Sur certains axes concernés, notamment sur l’avenue de l’OUA, il existe déjà un dispositif qui sera maintenu. Toutefois, ce ne sont pas toutes les voies qui sont concernées par cette mesure. Il s’agit notamment de la « voie Tour de l’Afrique-Niamana », qui « ne connaîtra aucun changement ». « Parce qu’il y a actuellement des travaux afin d’élargir cette voie. Un échangeur est prévu au niveau du 13ème arrondissement », explique M. Maïga, conseiller technique au ministère des Transports et de la mobilité urbaine. En attendant la fin de ces travaux, il a été préconisé de prendre des mesures ( comme le bouchage des nids de poule)  pour faciliter la circulation sur cette voie très dégradée.
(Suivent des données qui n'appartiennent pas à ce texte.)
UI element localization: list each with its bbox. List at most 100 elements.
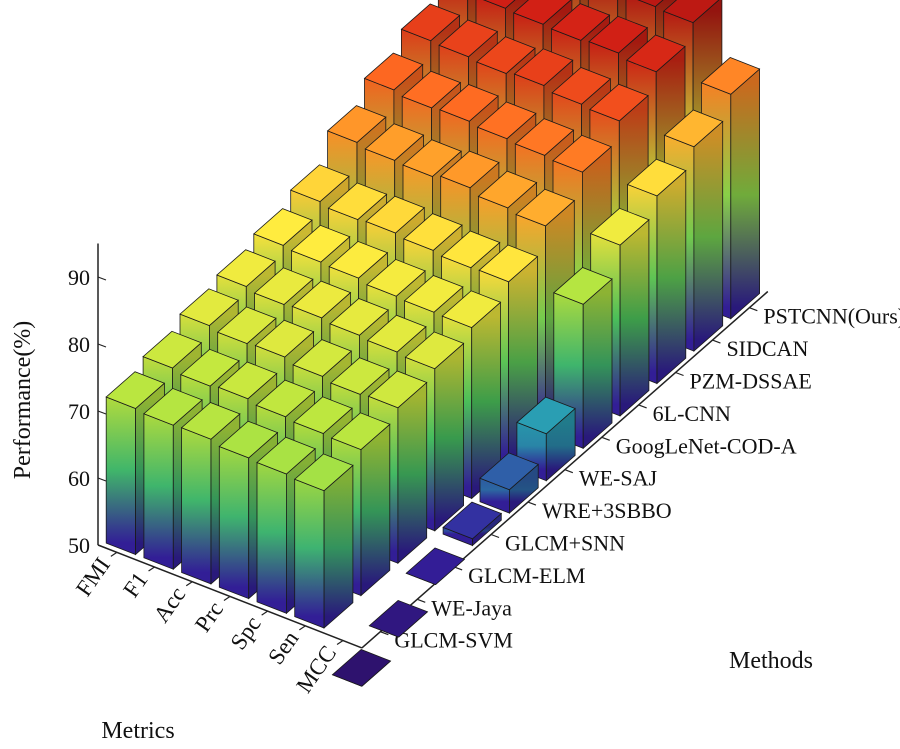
bar-top-face <box>255 379 316 418</box>
bar <box>293 453 354 629</box>
bar-top-face <box>589 207 650 246</box>
method-tick-label: PZM-DSSAE <box>690 369 812 394</box>
method-tick <box>712 339 721 344</box>
bar-top-face <box>364 123 425 161</box>
method-tick-label: PSTCNN(Ours) <box>763 304 900 329</box>
bar-side-face <box>397 381 428 565</box>
bar-top-face <box>400 3 461 42</box>
bar-top-face <box>365 195 426 234</box>
bar-top-face <box>404 331 465 370</box>
bar-top-face <box>291 280 352 319</box>
bar-top-face <box>216 249 276 287</box>
bar-top-face <box>292 339 353 377</box>
bar-top-face <box>440 230 501 269</box>
bar-top-face <box>700 57 761 95</box>
metric-tick <box>110 551 118 557</box>
metric-tick <box>223 595 231 601</box>
metric-tick <box>299 625 306 631</box>
bar-front-face <box>105 396 137 556</box>
bar-side-face <box>360 423 391 597</box>
bar-top-face <box>330 412 391 451</box>
bar-top-face <box>179 288 239 327</box>
ylabel: Performance(%) <box>10 321 36 480</box>
bar-top-face <box>217 361 278 400</box>
bar-top-face <box>293 453 354 492</box>
metric-tick-label: Prc <box>190 597 228 636</box>
metric-tick-label: F1 <box>118 568 152 602</box>
bar-top-face <box>330 357 390 395</box>
bar-top-face <box>439 150 500 189</box>
bar-top-face <box>483 0 516 9</box>
metric-tick-label: MCC <box>291 641 341 697</box>
z-tick <box>97 477 107 482</box>
bar-top-face <box>326 105 387 143</box>
metric-tick-label: FMI <box>71 553 115 601</box>
method-tick <box>638 404 647 409</box>
bar-top-face <box>329 298 389 336</box>
bar-top-face <box>368 599 429 638</box>
method-tick <box>490 533 500 539</box>
bar-side-face <box>434 342 465 532</box>
bar-front-face <box>218 445 250 600</box>
bar-side-face <box>730 68 760 320</box>
z-tick <box>97 343 107 348</box>
method-tick <box>601 436 610 441</box>
zlabel: Methods <box>729 648 813 674</box>
z-tick-label: 70 <box>68 399 90 424</box>
bar-top-face <box>476 101 537 140</box>
z-tick-label: 60 <box>68 466 90 491</box>
method-tick-label: WRE+3SBBO <box>542 498 672 523</box>
bar-top-face <box>293 396 353 434</box>
bar-top-face <box>516 396 576 435</box>
bar-top-face <box>216 306 277 345</box>
bar-side-face <box>693 120 724 352</box>
bar-top-face <box>637 0 664 8</box>
bars <box>105 0 761 687</box>
bar-front-face <box>294 478 325 629</box>
bar-top-face <box>512 0 572 25</box>
bar-side-face <box>619 218 650 417</box>
bar-top-face <box>253 208 313 246</box>
bar-top-face <box>442 501 503 540</box>
xlabel: Metrics <box>101 718 174 744</box>
method-tick-label: WE-Jaya <box>431 595 512 620</box>
bar-top-face <box>253 267 314 305</box>
bar-top-face <box>589 83 649 122</box>
axis-labels: Performance(%) Metrics Methods <box>10 321 813 744</box>
z-tick <box>97 276 107 281</box>
bar-top-face <box>441 290 502 329</box>
bar <box>516 396 576 482</box>
bar <box>368 599 429 638</box>
bar-top-face <box>218 420 279 459</box>
metric-tick <box>148 566 155 572</box>
bar-top-face <box>478 244 539 283</box>
bar-top-face <box>366 258 426 297</box>
method-tick <box>527 501 537 506</box>
bar-top-face <box>663 109 724 148</box>
bar-top-face <box>403 213 463 251</box>
bar-top-face <box>515 188 576 227</box>
bar-top-face <box>513 48 574 86</box>
metric-tick-label: Sen <box>263 626 304 669</box>
bar-top-face <box>402 139 462 177</box>
method-tick-label: SIDCAN <box>726 336 808 361</box>
bar-top-face <box>290 224 351 263</box>
method-tick <box>564 469 574 474</box>
bar-top-face <box>403 275 464 313</box>
method-tick <box>749 307 758 312</box>
bar-top-face <box>327 182 388 221</box>
metric-tick-label: Spc <box>225 612 265 655</box>
method-tick <box>675 371 684 377</box>
bar-top-face <box>363 52 424 91</box>
bar <box>479 452 539 514</box>
bar-top-face <box>438 19 499 58</box>
bar-top-face <box>401 70 462 109</box>
bar-top-face <box>626 158 687 197</box>
bar-top-face <box>514 118 575 156</box>
bar-top-face <box>479 452 539 491</box>
bar-top-face <box>477 170 538 209</box>
bar-top-face <box>552 134 612 173</box>
bar-side-face <box>323 464 354 629</box>
method-tick-label: GoogLeNet-COD-A <box>616 433 797 458</box>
A long terme, le ministère annonce plusieurs projets dont la mise en œuvre est prévue d’ici 2 à 3 ans qui contribueront, selon les responsables à une plus grande fluidité de la circulation à Bamako. Il s’agit notamment du projet de « renouvellement du parc de transport urbain de la capitale », du projet de « Bateau-bus » et celui de transport de masse, actuellement en phase d’étude grâce à un partenariat turc.

 

Circulation alternée : ce qu’en pensent les Bamakois

À l’occasion du mois de Ramadan, la mairie du district, en collaboration avec les ministères des transports et de la sécurité, a mis en place un plan de circulation alternée sur certains grands axes de Bamako. Mais qu’en pensent les usagers ?

« L’objectif est de faciliter le retour aux domiciles à la fin de la journée de travail », soulignait le communiqué émanant du maire du district de Bamako, quelques jours avant l’entrée en vigueur de ce plan de circulation « spécial ramadan ». Ainsi, de 16h à 19h30 et du lundi au samedi, 3 grands axes de la capitale, à savoir l’avenue Cheick Zayed, la route de Koulikoro et l’avenue Martin Luther King se retrouvent à sens unique. Une dizaine de jours après l’entrée en vigueur de la disposition, les avis sont partagés, même si une grande majorité des usagers en reconnaît la pertinence.

Ce qui semble surtout déranger, c’est « le manque de communication en amont », comme l’explique Hamadoun Niangado, concepteur rédacteur, qui déplore que les usagers n’aient pas eu l’information à temps, surtout concernant les axes alternatifs proposés à ceux qui viennent en sens opposé. Des trajets « en zig-zag », c’est ce que déplore aussi Djeneba Sidibé, commerçante, qui passe  « des heures et des heures pour se retrouver bien souvent dans des quartiers qui n’ont aucun lien avec notre trajet. C’est vraiment difficile ». Hamidou, chauffeur de Sotrama n’est pas content non plus. Il estime cette décision défavorable, dans la mesure où « elle a bouleversé notre fonctionnement. Il nous est difficile de parcourir notre trajet normal et avoir nos clients », se lamente le chauffeur, qui avoue déposer les clients bien avant la fin du nouveau circuit, qui ne l’ « arrange pas du tout ».

Nombreux sont cependant ceux voyant cette mesure comme un véritable soulagement, qui vient fluidifier une « circulation infernale ». Ahmed Auguste, employé de bureau, fait partie de cette catégorie et « soutient cette décision pendant le carême, période durant laquelle l’énervement est rapide ». Mamadou Doucouré, étudiant, est lui aussi « plus que satisfait en partant à la maison sur la route de Koulikoro ». Certains usagers se mettent même à rêver de larges voies à sens unique dans Bamako. « Ce test est concluant et il doit pousser les autorités à investir dans de nouvelles voies bitumées au centre ville », assure Ousmane Diallo, commercial. La ville grandissant et le nombre d’automobiles croissant, le trafic est de plus en plus difficile, en particulier aux heures de pointe. Le principal enseignement est sans doute qu’il urge de repenser la circulation dans la capitale.